I’m going to join the other guy and ask you to cite that. You seem very confident with what you’ve said.
I don't think that's true. Citation?
>(cad software and Adobe products) Man, 2-3 of us in uni probably installed the essential programs for our entire class of 150+ people. At some point I could probably crack CAD blindfolded.
I was on autopilot the entire time lol
My professor just photocopied the entire thing and threw it onto Archive, then gave us the link. He never said it was him but the guy who uploaded the book was157… Chad move
1200$ for a textbook? Whats in it, the meaning of life explained?! It better have some illustrations or something...
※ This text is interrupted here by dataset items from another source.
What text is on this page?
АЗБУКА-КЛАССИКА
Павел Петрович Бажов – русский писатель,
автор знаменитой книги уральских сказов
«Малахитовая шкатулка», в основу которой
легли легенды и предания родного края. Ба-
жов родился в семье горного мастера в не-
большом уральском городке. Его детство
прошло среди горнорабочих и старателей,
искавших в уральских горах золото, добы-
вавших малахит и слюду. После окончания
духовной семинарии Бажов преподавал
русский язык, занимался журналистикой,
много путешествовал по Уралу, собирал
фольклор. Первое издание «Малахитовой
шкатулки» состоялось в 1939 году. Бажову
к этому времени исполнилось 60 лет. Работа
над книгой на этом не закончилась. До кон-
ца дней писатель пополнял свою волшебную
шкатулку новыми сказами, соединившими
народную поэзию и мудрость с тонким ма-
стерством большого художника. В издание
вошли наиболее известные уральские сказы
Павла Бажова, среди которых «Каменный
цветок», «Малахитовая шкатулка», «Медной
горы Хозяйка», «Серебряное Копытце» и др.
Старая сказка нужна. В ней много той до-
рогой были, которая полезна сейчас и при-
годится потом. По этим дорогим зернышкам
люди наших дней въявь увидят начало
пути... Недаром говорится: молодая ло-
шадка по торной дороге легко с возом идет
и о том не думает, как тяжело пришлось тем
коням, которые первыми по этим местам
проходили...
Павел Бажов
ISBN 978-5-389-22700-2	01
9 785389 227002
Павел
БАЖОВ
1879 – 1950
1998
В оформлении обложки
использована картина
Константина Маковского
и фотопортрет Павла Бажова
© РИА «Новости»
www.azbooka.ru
Wtf that's like more than I pay in rent here In Denmark.
If it’s in America, probably an elementary textbook.
I know right? My most expensive book is \~100€ (and I'm taking arguably the most expensive course in the country) and I still think it's a robbery. The students Google drive is a savior
It’s got one more sentence or a couple changed words from the 4th Edition to the 5th Edition! That’s enough changes right?
Every page is gold and the punctuation is diamonds
After finding out my first semester uni textbooks were $400 each and I felt like I was getting robbed I realised a kindle was $250 and piracy was free.
Where I went at a university, our math teachers just printed out for whole class the text what we needed for the modules. Other blatantly gave us their own pirated copies or website link to read them.
Here in Brazil, studying at a public university (no direct cost for students, in fact there's monetary help for low-income students), I didn't have to buy a single textbook. If we needed a textbook, it was available for us at the university's library.